Bass: The ultimate goal of the Body Farm originally was not only to learn what happens in the decay of a body and how long does it take, but also to build up a collection of modern skeletal remains.
The problem with anatomical collections -- up until now, there have been three, done by anatomists starting in the early 1900s -- is that they're notorious for having people in the older age ranges.
Most (specimens) were in their 60s or 70s or 80s (when they died). Let's say you were 80 years old, you died in 1920 and you were in one of these collections. You were born in 1840, 20 years before the Civil War. What you're looking at are individuals that are older and were born over 100 years ago.
We know there have been changes in population through time. I wanted to build up a collection of known materials, known by age, race and sex.
We have a little over 700 skeletons in our collection, and we're building a $2 million building (to house them). It's something that the university is committed to. I would like to see it get to the stage where we really have a population big enough to do (more extensive research).
WN: Are people signing up to donate their bodies to the Body Farm when the time comes?
Bass: We have over 1,000 people who have willed their bodies, actually their skeletons, to the anthropology department at the University of Tennessee.
Up until 2003, the most bodies in any one year came from the medical examiners. We get unclaimed bodies from them. But in 2003, the willed bodies surpassed those.
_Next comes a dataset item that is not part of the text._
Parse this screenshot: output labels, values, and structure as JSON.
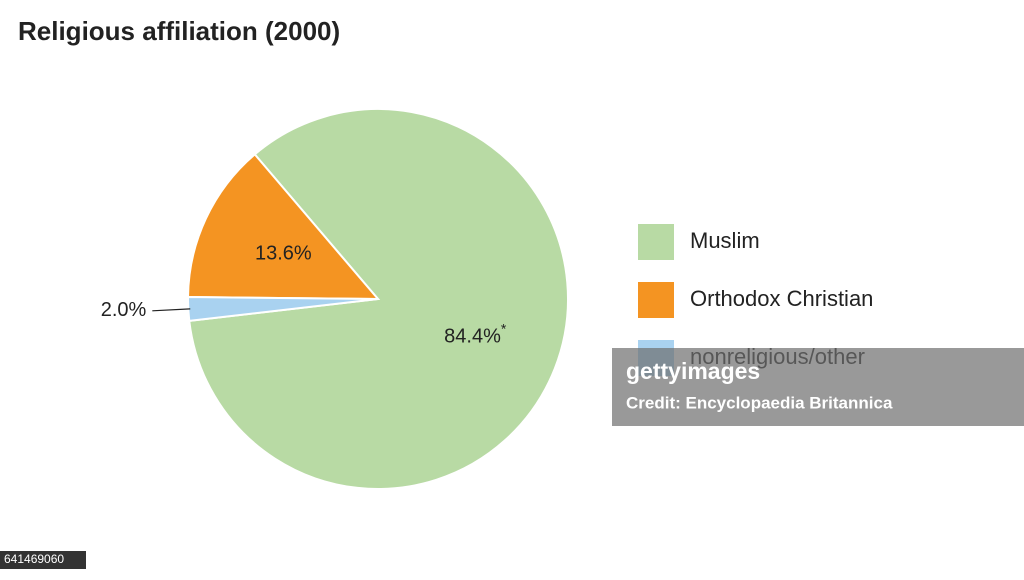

We have a form that you can fill out, and we ask for more information than we did in the past. We're asking for medical histories, and we'd like to have a picture of the individual for facial reconstruction. We're trying to get better at predicting from the skeleton what that individual would look like.
WN: Is there a holy grail in forensic science, a goal that remains elusive despite technological advances?
Bass: The ultimate goal is to get enough data so you can look at any skeleton and make a 100-percent estimate of the age, sex, race and stature. I think it may come, that it is a possibility. It's a long way down the road, but that's what we're all looking for.
WN: For the moment, you have another goal -- digging up Harry Houdini. What's the status of that case?
Bass: There are descendants, and they have agreed to the exhumation to settle some of these theories that are out there.
I'm a member of the committee that is supposed to exhume him, once they get all of the legal things taken care of.
A book suggests that instead of dying from a ruptured appendix, he was poisoned. The committee consists of toxicologists, dentists and anthropologists. The toxicologists will take samples to see if there are any chemicals that shouldn't be there.
I'm the one that's supposed to make the positive identification. When he was living, he apparently fractured one of his ankles. Along with other data, we want to make sure there's a healed fracture to the ankle.
WN: Is there a question about whether the body is really his?
Bass: I don’t think so, but you want to make sure that the person is the person you're supposed to have dug up. You want to make sure that if you're looking for Houdini, that it is Houdini. You don’t want to do all that and then a year from now hear from someone who says they dug up the wrong body.